Evidentemente, Juan había dejado de respetarle. La admiración infantil, aquella devoción por el cazador irreprochable, por el incomparable dandy, que Eulalia había creado y cultivado, se había trocado en desdén, en mudo sarcasmo. Remigio hubiera dado cualquier cosa porque Juan volviera a estimarle. Se veían raras veces: Remigio censuraba al Gobierno sólo porque Juan tenía ideas radicales; pero Juan sonreía… Cuando empezó a hablarse de República, y supo que Juan andaba en conspiraciones, se hizo un poco republicano. Un día, Juan fue detenido y estuvo unos días en la cárcel. Al salir, su padre le llamó, le dio una carta y un paquete. «Toma esto, lee esta carta y entrega todo en Palacio.» En la carta, con rebuscada impertinencia, Remigio devolvía al Rey su llave de gentilhombre. Juan rió a carcajadas y dejó sobre la mesa, sin explicación, la carta y el paquete. Al marchar, dijo: «Llévalo tú!». Y seguía riendo. Sin embargo, Remigio, con otra carta más cortés, envió la llave dorada, y al día siguiente le rogaron que pidiese también su baja en la Gran Peña. Entonces, se hizo francamente republicano, y se fue a vivir a una pensión barata de la calle de jardines, justo frente a la redacción de
La Tierra
. Juan desapareció de Madrid; se supo que se había sublevado en Jaca y que estaba en Francia, refugiado. Volvió al proclamarse la República. Remigio figuraba entre los que esperaban, en la estación del Norte, su llegada y la de otros estudiantes, pero Juan no se dignó reconocerle.

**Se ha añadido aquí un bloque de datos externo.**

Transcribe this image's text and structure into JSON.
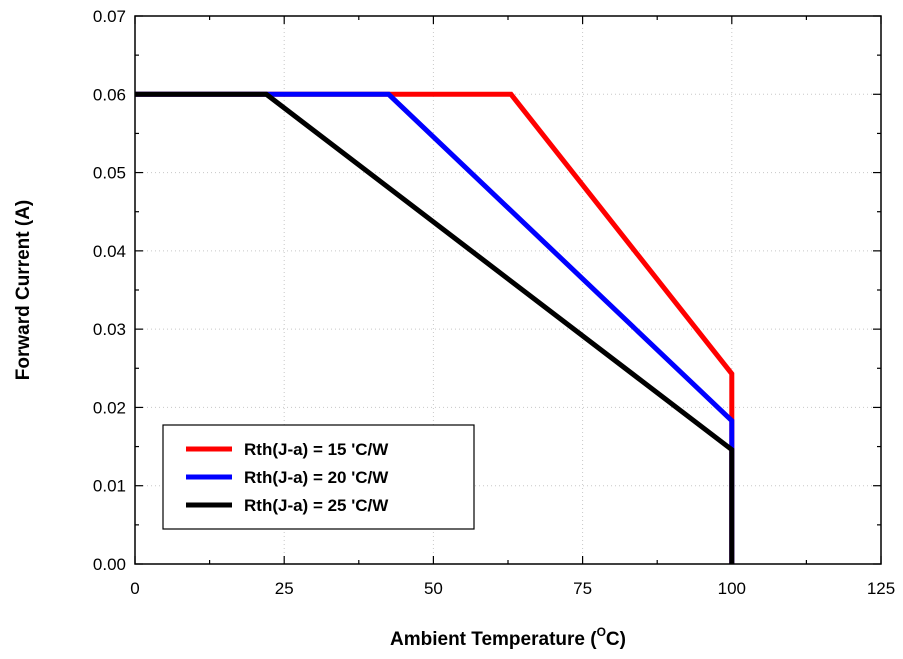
{
  "chart_data": {
    "type": "line",
    "xlabel": "Ambient Temperature (",
    "xlabel_sup": "O",
    "xlabel_tail": "C)",
    "ylabel": "Forward Current (A)",
    "xlim": [
      0,
      125
    ],
    "ylim": [
      0,
      0.07
    ],
    "xticks": [
      "0",
      "25",
      "50",
      "75",
      "100",
      "125"
    ],
    "yticks": [
      "0.00",
      "0.01",
      "0.02",
      "0.03",
      "0.04",
      "0.05",
      "0.06",
      "0.07"
    ],
    "grid": true,
    "legend_position": "bottom-left",
    "series": [
      {
        "name": "Rth(J-a) = 15 'C/W",
        "color": "#ff0000",
        "points": [
          [
            0,
            0.06
          ],
          [
            63,
            0.06
          ],
          [
            100,
            0.0243
          ],
          [
            100,
            0
          ]
        ]
      },
      {
        "name": "Rth(J-a) = 20 'C/W",
        "color": "#0000ff",
        "points": [
          [
            0,
            0.06
          ],
          [
            42.5,
            0.06
          ],
          [
            100,
            0.0183
          ],
          [
            100,
            0
          ]
        ]
      },
      {
        "name": "Rth(J-a) = 25 'C/W",
        "color": "#000000",
        "points": [
          [
            0,
            0.06
          ],
          [
            22,
            0.06
          ],
          [
            100,
            0.0146
          ],
          [
            100,
            0
          ]
        ]
      }
    ]
  }
}
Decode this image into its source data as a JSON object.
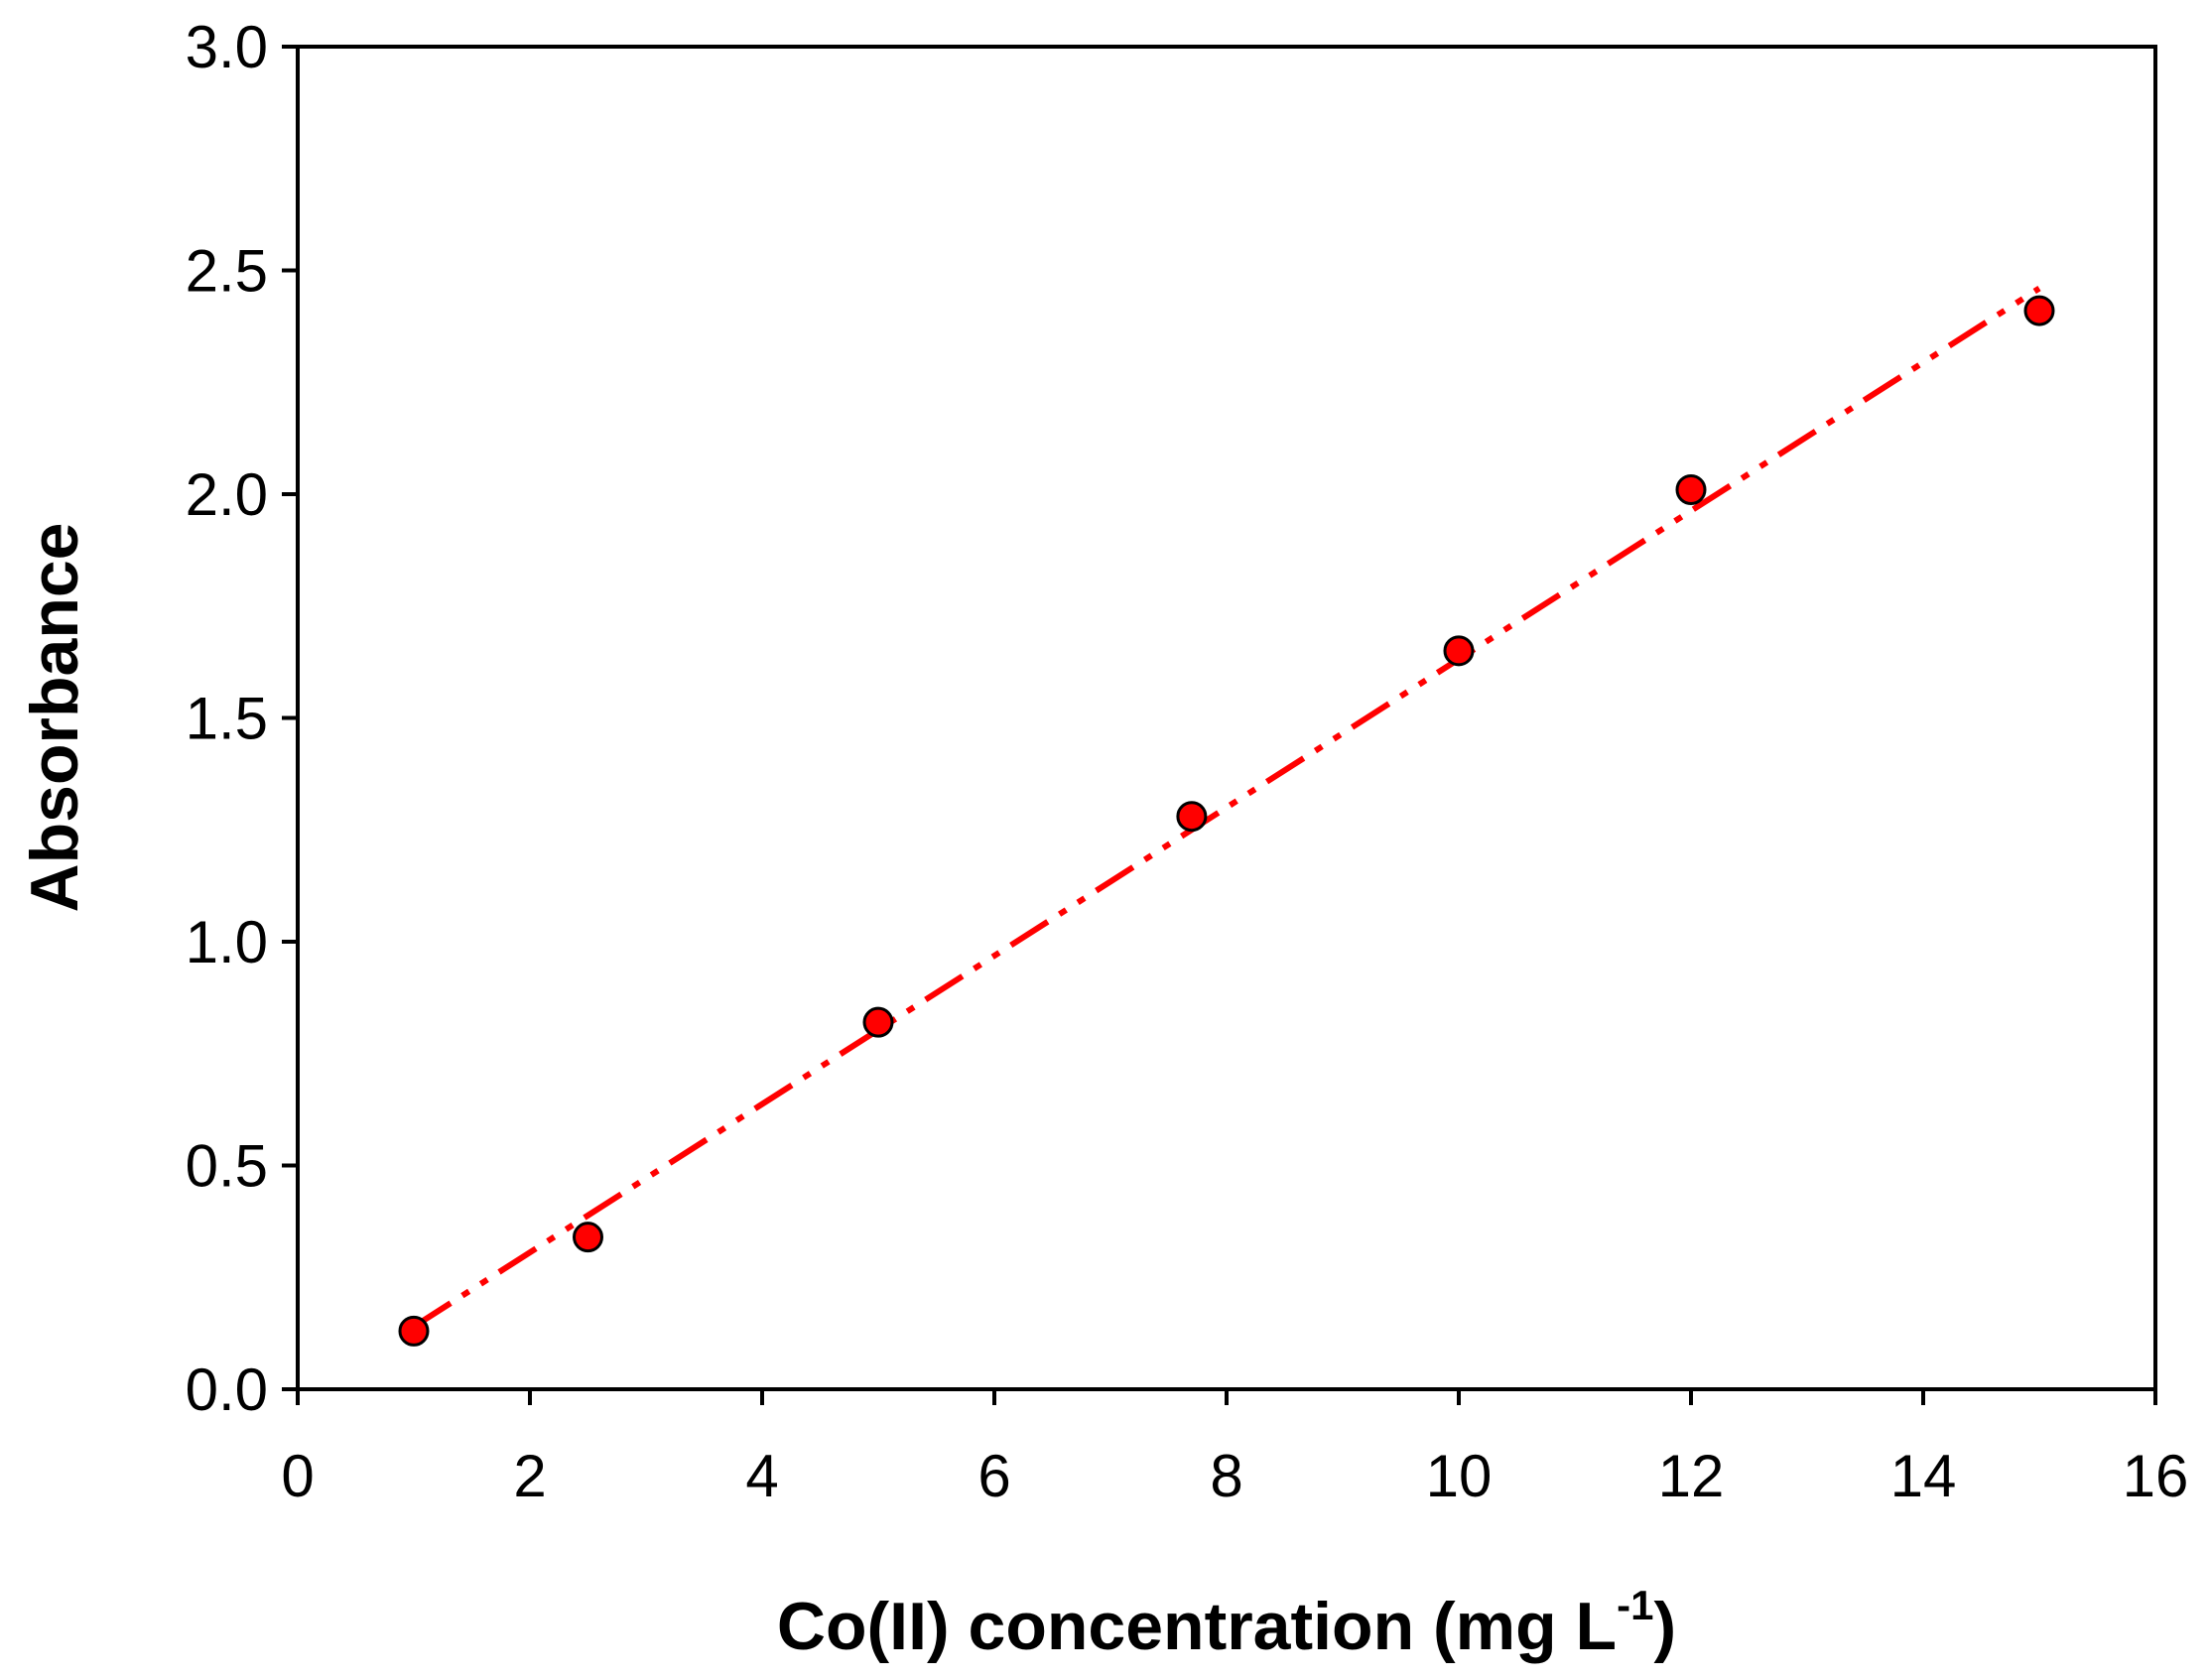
{
  "chart_data": {
    "type": "scatter",
    "title": "",
    "xlabel": "Co(II) concentration (mg L",
    "xlabel_sup": "-1",
    "xlabel_close": ")",
    "ylabel": "Absorbance",
    "xlim": [
      0,
      16
    ],
    "ylim": [
      0,
      3
    ],
    "xticks": [
      0,
      2,
      4,
      6,
      8,
      10,
      12,
      14,
      16
    ],
    "xtick_labels": [
      "0",
      "2",
      "4",
      "6",
      "8",
      "10",
      "12",
      "14",
      "16"
    ],
    "yticks": [
      0,
      0.5,
      1,
      1.5,
      2,
      2.5,
      3
    ],
    "ytick_labels": [
      "0.0",
      "0.5",
      "1.0",
      "1.5",
      "2.0",
      "2.5",
      "3.0"
    ],
    "grid": false,
    "legend": "none",
    "series": [
      {
        "x": [
          1,
          2.5,
          5,
          7.7,
          10,
          12,
          15
        ],
        "y": [
          0.13,
          0.34,
          0.82,
          1.28,
          1.65,
          2.01,
          2.41
        ],
        "marker_color": "#ff0000",
        "marker_edge": "#000000"
      }
    ],
    "fit_line": {
      "x": [
        1,
        15
      ],
      "y": [
        0.14,
        2.46
      ],
      "color": "#ff0000",
      "style": "dash-dot-dot"
    }
  }
}
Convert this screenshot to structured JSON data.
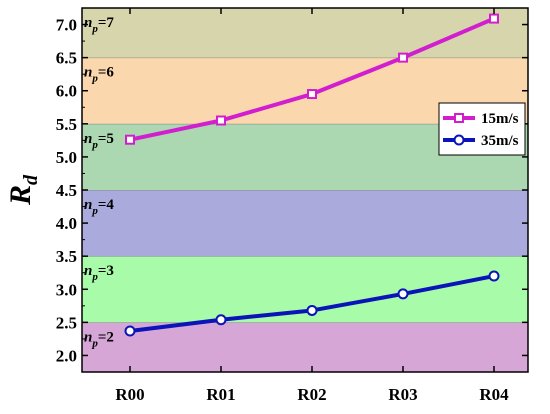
{
  "chart_data": {
    "type": "line",
    "categories": [
      "R00",
      "R01",
      "R02",
      "R03",
      "R04"
    ],
    "ylabel_main": "R",
    "ylabel_sub": "d",
    "ylim": [
      1.75,
      7.25
    ],
    "yticks": [
      2.0,
      2.5,
      3.0,
      3.5,
      4.0,
      4.5,
      5.0,
      5.5,
      6.0,
      6.5,
      7.0
    ],
    "ytick_labels": [
      "2.0",
      "2.5",
      "3.0",
      "3.5",
      "4.0",
      "4.5",
      "5.0",
      "5.5",
      "6.0",
      "6.5",
      "7.0"
    ],
    "grid": false,
    "legend_position": "right",
    "series": [
      {
        "name": "15m/s",
        "color": "#d11fd0",
        "marker": "square",
        "values": [
          5.26,
          5.55,
          5.95,
          6.5,
          7.09
        ]
      },
      {
        "name": "35m/s",
        "color": "#0a14b8",
        "marker": "circle",
        "values": [
          2.37,
          2.54,
          2.68,
          2.93,
          3.2
        ]
      }
    ],
    "bands": [
      {
        "ymin": 1.75,
        "ymax": 2.5,
        "color": "#d6a6d6",
        "label_main": "n",
        "label_sub": "p",
        "label_eq": "=2"
      },
      {
        "ymin": 2.5,
        "ymax": 3.5,
        "color": "#a8fba8",
        "label_main": "n",
        "label_sub": "p",
        "label_eq": "=3"
      },
      {
        "ymin": 3.5,
        "ymax": 4.5,
        "color": "#abaadc",
        "label_main": "n",
        "label_sub": "p",
        "label_eq": "=4"
      },
      {
        "ymin": 4.5,
        "ymax": 5.5,
        "color": "#acd8b1",
        "label_main": "n",
        "label_sub": "p",
        "label_eq": "=5"
      },
      {
        "ymin": 5.5,
        "ymax": 6.5,
        "color": "#fbd7ae",
        "label_main": "n",
        "label_sub": "p",
        "label_eq": "=6"
      },
      {
        "ymin": 6.5,
        "ymax": 7.25,
        "color": "#d7d5ac",
        "label_main": "n",
        "label_sub": "p",
        "label_eq": "=7"
      }
    ]
  }
}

—«¡Ahora, cuando los republicanos reformen el Código Civil, me daré el gustazo de arrojarle a la cara su partida de nacimiento con nombre y dos apellidos!» Pero no le dio tiempo. Alguien le dijo, un día, que Juan andaba entre los incendiarios de las iglesias, y él mismo, desde su balcón, le vio mezclado a los que quemaban la de San Luis; se halló responsable, y no pudo más. Se sintió mal. Le dio una cosa al corazón, se metió en cama, y a los pocos días murió.